The manslaughter trial against the Bundaberg based surgeon Dr. Jayant Patel that has been going on for 13 weeks now, is in its final phases now. In Dr. Patel’s defense barrister, Michael Byrne QC completed his final address to the jury in the Queensland Supreme Court.
Dr. Patel, 60, has pleaded not guilty to charges of unlawfully killing three of his patients - Mervyn Morris, James Phillips and Gerry Kemps -- and causing grievous bodily harm to a fourth, Ian Vowles during his tenure as the Director of Surgery between 2003 and 2005 at a Bundaberg based hospital.
Mr. Kemps died two days after Dr. Patel performed a surgery to remove his food pipe of oesophagus for throat cancer. Earlier the court heard the complications like bleeding and kidney damage that occurred during and just after the operation that led to the eventual death of the patient.

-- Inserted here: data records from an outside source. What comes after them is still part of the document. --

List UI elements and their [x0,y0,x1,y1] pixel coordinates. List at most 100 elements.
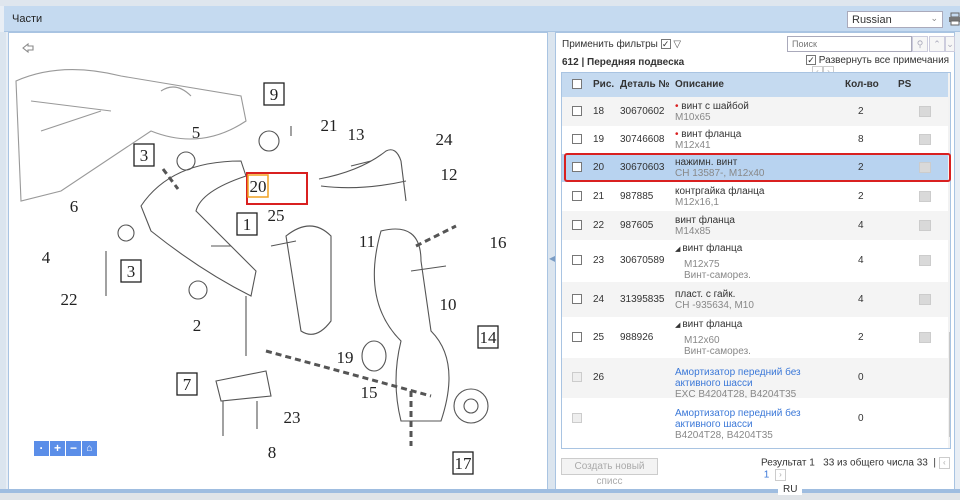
note-icon[interactable] [919,134,931,145]
part-name: контргайка фланца [675,186,835,197]
row-checkbox[interactable] [572,105,582,116]
description: Амортизатор передний без активного шасси… [675,367,835,400]
table-row[interactable]: 24 31395835 пласт. с гайк. CH -935634, M… [562,282,948,317]
fig-number: 22 [593,219,605,231]
callout-7[interactable]: 7 [183,375,192,394]
filter-icon[interactable]: ▽ [673,39,681,50]
panel-splitter[interactable]: ◀ [548,32,555,492]
apply-filters[interactable]: Применить фильтры ✓ ▽ [562,39,681,50]
table-row[interactable]: 25 988926 ◢ винт фланца M12x60 Винт-самор… [562,317,948,358]
select-all-checkbox[interactable] [572,79,582,89]
search-icon[interactable]: ⚲ [912,36,928,52]
row-checkbox [572,372,582,382]
callout-4[interactable]: 4 [42,248,51,267]
callout-21[interactable]: 21 [321,116,338,135]
callout-3[interactable]: 3 [140,146,149,165]
callout-23[interactable]: 23 [284,408,301,427]
next-match-button[interactable]: ⌄ [945,36,955,52]
callout-1[interactable]: 1 [243,215,252,234]
part-name: ◢ винт фланца [675,319,835,331]
row-checkbox[interactable] [572,255,582,265]
callout-22[interactable]: 22 [61,290,78,309]
callout-13[interactable]: 13 [348,125,365,144]
bushing-drawing [258,130,280,152]
part-note: M12x75 [684,258,720,270]
zoom-in-button[interactable]: + [50,441,65,456]
part-note: Винт-саморез. [684,269,751,281]
callout-12[interactable]: 12 [441,165,458,184]
result-count: Результат 1 33 из общего числа 33 [761,457,928,469]
pointer-tool-button[interactable]: · [34,441,49,456]
note-icon[interactable] [919,219,931,231]
prev-match-button[interactable]: ⌃ [929,36,945,52]
quantity: 8 [858,134,864,145]
callout-20[interactable]: 20 [250,177,267,196]
col-ps[interactable]: PS [898,79,911,90]
row-checkbox[interactable] [572,293,582,304]
language-select[interactable]: Russian ⌄ [847,11,943,28]
note-icon[interactable] [919,255,931,266]
callout-11[interactable]: 11 [359,232,375,251]
part-note: B4204T28, B4204T35 [675,430,773,441]
apply-filters-checkbox[interactable]: ✓ [660,39,671,50]
callout-15[interactable]: 15 [361,383,378,402]
callout-19[interactable]: 19 [337,348,354,367]
part-name[interactable]: Амортизатор передний без активного шасси [675,367,835,389]
note-icon[interactable] [919,105,931,117]
table-row[interactable]: Амортизатор передний без активного шасси… [562,398,948,441]
part-name-text: пласт. с гайк. [675,288,736,300]
col-desc[interactable]: Описание [675,79,724,90]
description: пласт. с гайк. CH -935634, M10 [675,289,835,311]
note-icon[interactable] [919,331,931,343]
table-row[interactable]: 22 987605 винт фланца M14x85 4 [562,211,948,240]
callout-6[interactable]: 6 [70,197,79,216]
callout-25[interactable]: 25 [268,206,285,225]
home-button[interactable]: ⌂ [82,441,97,456]
callout-17[interactable]: 17 [455,454,473,473]
page-number[interactable]: 1 [764,470,770,481]
row-checkbox[interactable] [572,190,582,201]
part-name: ◢ винт фланца [675,243,835,255]
part-name: • винт фланца [675,129,835,140]
part-note: M12x60 [684,335,720,346]
row-checkbox[interactable] [572,219,582,230]
zoom-out-button[interactable]: − [66,441,81,456]
search-input[interactable] [787,36,912,52]
window-title: Части [12,13,43,25]
dashed-line [161,168,457,446]
col-qty[interactable]: Кол-во [845,79,879,90]
callout-24[interactable]: 24 [436,130,454,149]
create-list-button[interactable]: Создать новый списс [561,458,658,487]
row-checkbox[interactable] [572,331,582,342]
table-row[interactable]: 18 30670602 • винт с шайбой M10x65 2 [562,97,948,126]
col-part[interactable]: Деталь № [620,79,670,90]
callout-3[interactable]: 3 [127,262,136,281]
callout-14[interactable]: 14 [480,328,498,347]
callout-5[interactable]: 5 [192,123,201,142]
next-page-button[interactable]: › [774,469,786,481]
row-checkbox[interactable] [572,134,582,144]
printer-icon[interactable] [948,12,960,26]
table-row[interactable]: 23 30670589 ◢ винт фланца M12x75 Винт-сам… [562,240,948,282]
part-name: пласт. с гайк. [675,289,835,300]
note-icon[interactable] [919,190,931,202]
note-icon[interactable] [919,293,931,305]
table-row[interactable]: 19 30746608 • винт фланца M12x41 8 [562,126,948,154]
expand-notes-checkbox[interactable]: ✓ [806,55,816,66]
callout-8[interactable]: 8 [268,443,277,462]
description: контргайка фланца M12x16,1 [675,186,835,208]
callout-16[interactable]: 16 [490,233,507,252]
part-number: 30670589 [620,255,665,266]
col-fig[interactable]: Рис. [593,79,614,90]
callout-9[interactable]: 9 [270,85,279,104]
parts-diagram[interactable]: 9 21 5 3 13 24 12 20 6 1 25 11 16 4 3 22 10 2 14 19 15 7 23 8 17 [9,33,547,491]
table-row[interactable]: 21 987885 контргайка фланца M12x16,1 2 [562,182,948,211]
callout-2[interactable]: 2 [193,316,202,335]
prev-page-button[interactable]: ‹ [938,457,950,469]
callout-10[interactable]: 10 [440,295,457,314]
part-name[interactable]: Амортизатор передний без активного шасси [675,408,835,430]
diagram-panel[interactable]: 9 21 5 3 13 24 12 20 6 1 25 11 16 4 3 22 10 2 14 19 15 7 23 8 17… [8,32,548,492]
upper-arm-drawing [318,149,407,202]
table-row[interactable]: 26 Амортизатор передний без активного ша… [562,358,948,400]
scrollbar-thumb[interactable] [949,332,950,437]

Mr. Byrne said Dr. Patel is a “concerned doctor” and was trying to “preserve life, not to damage it.” Prosecutors have alleged that the operation itself should have been deferred or a second opinion in the matter was necessary. Mr. Byrne earlier clarified that Mr. Kemps’s cancer was large and bleeding and operation was the only approach possible. The need for the operation was discussed with other surgeons as well as the patient and his wife. The decision to go ahead with the operation was jointly made and an informed decision on part of the patient and his spouse.
Mr. Byrne continued to say that Dr. Patel might have been wrong in the given situation but that did not make him criminally negligent and it was not a “grave moral guilt” that would warrant his conviction for manslaughter in the case. He urged the jury to ignore the “adverse media coverage” and “calmly and carefully” examine the evidence and to find his client not guilty.
Justice John Byrne is expected to begin summing up the case for the jury. Thereafter the jury will be sent away to decide on verdicts for the four charges. The trial continues.